Objectives: The primary study objective was to explore individuals' perspectives of CAM. A secondary objective was to describe individuals' perceptions of pharmacists’ roles in facilitating their use of these services and products.

Methods: Data were obtained from the 2015 and 2016 National Consumer Surveys on the Medication Experience and Pharmacist Roles. Data were collected from adults residing in the United States via on-line, self-administered surveys coordinated by Qualtrics Panels between April 28 and June 22, 2015 (n = 26,173) and between March 14 and 30, 2016 (n = 10,500).

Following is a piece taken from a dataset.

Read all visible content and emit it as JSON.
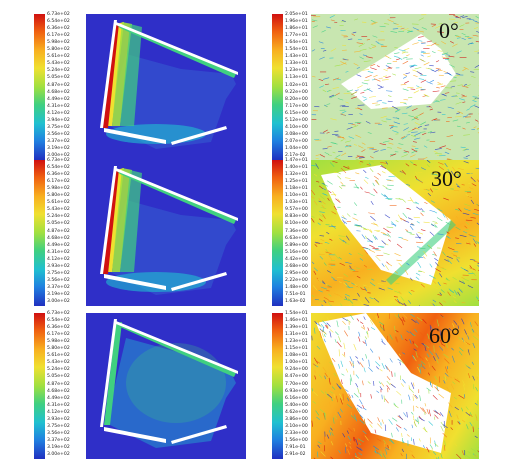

This study focused on written comments made in the surveys with Content Conventional Analysis applied to the text. Four researchers were trained to conduct coding to assess inter-judge reliability. The four judges had a high level of agreement which was greater than 0.95 for category type.

Results: Out of a total of 36,673 respondents, 80% (29,426) submitted written comments at the end of the survey. Of these, 2,178 comments were about medications or health and 170 (8%) comments specifically about CAM, of which 136 (6%) were usable for analysis. Conventional Content Analysis revealed five themes:1)The role of pharmaceutical and insurance companies in CAM; 2) Overuse of medications; 3) Physicians can play a role in creating a balance between prescription use and CAM; 4) Individuals believe that CAM is more effective than Western medicines and prefer it; 5) Individuals want pharmacists to have a better understanding of CAM. The results of this study reveal individuals’ opinions regarding how they want CAM to be considered in their interactions with their healthcare team.

Conclusion: Emergent themes suggest that individuals are interested in receiving more professionals’ healthcare to become more knowledgeable about CAM.